Like other Freedom Roaders Jack began leading parallel lives. The happy life where he describes himself being at circle time at Freedom Road and a member of staff calling him a “chatter box” and jokingly asking him where he found his voice, and the torturous life at school. Jack says his mum “might as well have pitched a tent” outside his school she was there so often, trying to resolve his problems. She’d buy him deodorant because she was worried he smelled because of his weight. She’d also buy him new branded things like bags and shoes hoping they would help him fit in. Instead they got ruined by his peers. Nothing worked. In the end Jack more-or-less left school. He attended for a handful of days in years 9 and 10. He then got into a special school unit for year 11. It was made of a cocktail of bullies and the bullied. Jack acted out. He left school feeling “dumb”. In fact he continuously says he’s “dumb”. He has dyscalculia and dyslexia, but he isn’t stupid. He did make it onto a college course, but he picked IT and it didn’t suit him.

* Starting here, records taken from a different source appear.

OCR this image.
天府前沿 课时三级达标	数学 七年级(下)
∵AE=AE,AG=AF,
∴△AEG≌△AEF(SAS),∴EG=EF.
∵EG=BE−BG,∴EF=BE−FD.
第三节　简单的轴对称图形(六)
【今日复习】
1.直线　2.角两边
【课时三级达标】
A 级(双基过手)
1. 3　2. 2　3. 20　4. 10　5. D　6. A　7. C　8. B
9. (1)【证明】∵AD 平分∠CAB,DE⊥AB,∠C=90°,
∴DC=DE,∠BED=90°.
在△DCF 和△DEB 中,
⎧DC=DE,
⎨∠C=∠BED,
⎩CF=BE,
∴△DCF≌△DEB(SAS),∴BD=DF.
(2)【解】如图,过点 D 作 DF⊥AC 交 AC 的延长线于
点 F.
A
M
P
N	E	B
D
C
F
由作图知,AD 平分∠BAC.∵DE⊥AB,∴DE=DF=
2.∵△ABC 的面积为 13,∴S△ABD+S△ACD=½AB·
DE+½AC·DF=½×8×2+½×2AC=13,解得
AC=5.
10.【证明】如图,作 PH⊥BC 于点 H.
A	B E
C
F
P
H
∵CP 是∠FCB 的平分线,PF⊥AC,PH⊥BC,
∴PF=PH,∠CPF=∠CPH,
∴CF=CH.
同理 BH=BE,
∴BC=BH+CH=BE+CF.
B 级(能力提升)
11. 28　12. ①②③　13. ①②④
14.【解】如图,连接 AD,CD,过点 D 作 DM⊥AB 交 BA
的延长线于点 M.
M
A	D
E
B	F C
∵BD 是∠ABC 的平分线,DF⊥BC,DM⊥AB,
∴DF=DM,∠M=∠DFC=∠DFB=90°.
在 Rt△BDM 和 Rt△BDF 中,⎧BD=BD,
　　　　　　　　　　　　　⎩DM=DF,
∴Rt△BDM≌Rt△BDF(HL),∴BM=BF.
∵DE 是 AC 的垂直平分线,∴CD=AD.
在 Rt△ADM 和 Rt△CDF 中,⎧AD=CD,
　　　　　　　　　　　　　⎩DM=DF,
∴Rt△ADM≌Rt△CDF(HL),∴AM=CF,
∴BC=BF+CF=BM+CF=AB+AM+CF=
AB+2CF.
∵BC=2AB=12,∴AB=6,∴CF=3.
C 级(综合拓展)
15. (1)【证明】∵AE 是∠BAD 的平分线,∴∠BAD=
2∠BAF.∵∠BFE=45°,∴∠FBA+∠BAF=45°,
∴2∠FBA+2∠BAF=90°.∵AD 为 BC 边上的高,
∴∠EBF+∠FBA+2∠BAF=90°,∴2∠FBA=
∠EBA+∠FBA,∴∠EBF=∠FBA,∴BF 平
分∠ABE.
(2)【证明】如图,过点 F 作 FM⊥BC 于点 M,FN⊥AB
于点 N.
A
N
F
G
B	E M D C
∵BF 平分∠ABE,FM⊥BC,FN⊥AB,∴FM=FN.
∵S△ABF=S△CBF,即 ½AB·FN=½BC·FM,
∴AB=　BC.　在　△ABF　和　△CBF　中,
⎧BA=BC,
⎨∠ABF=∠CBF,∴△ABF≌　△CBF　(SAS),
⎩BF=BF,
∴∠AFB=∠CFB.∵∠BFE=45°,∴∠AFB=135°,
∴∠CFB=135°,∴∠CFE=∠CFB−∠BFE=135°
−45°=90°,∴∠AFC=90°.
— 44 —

Aged 19 he realised he wanted to act. He got a college place and felt alive and happy again. He then embarked on a university degree in theatre, but Jack was beset by a horrible tragedy when one of his close friends died from epilepsy. The details of his death are disturbing. He suffocated after falling whilst having a seizure. Jack’s grandmother also died. Jack was so depressed his weight started plummeting, he became anorexic, and a kind university lecturer took him to one side and suggested he took a break. Jack came home to the teenage bedroom where he had stared at the ceiling for years as a child and felt nothing. Life was repeating itself.

His mum contacted Freedom Road and Jack found himself back helping out. Lockdown happened and Jack was asked by the charity to help launch a podcast. He says: “It gave me a massive purpose and massive confidence boost. At first it was just a word on notepad, an idea. Then within a week, we were recording with the kids, and it was like I’m helping young kids. I'm doing something. I’m forgetting about myself and I'm helping some kids, taking their mind off lockdown, taking their mind off the pandemic.” Now the podcast is well listened to, and on a local radio station as well as having been downloaded in Egypt and Costa Rica.”

Jack is about to return to the university he took a break from. He is excited. He will continue the podcast, and keep up his involvement with Freedom Road, which gave him his first love of acting and his new love of radio.

Jack describes school as “mental warfare” for him. Freedom Road trained him for combat. Not as a fighter, but as someone who could think before he acted, someone who can now diffuse situations, and someone who is ready take on life and win.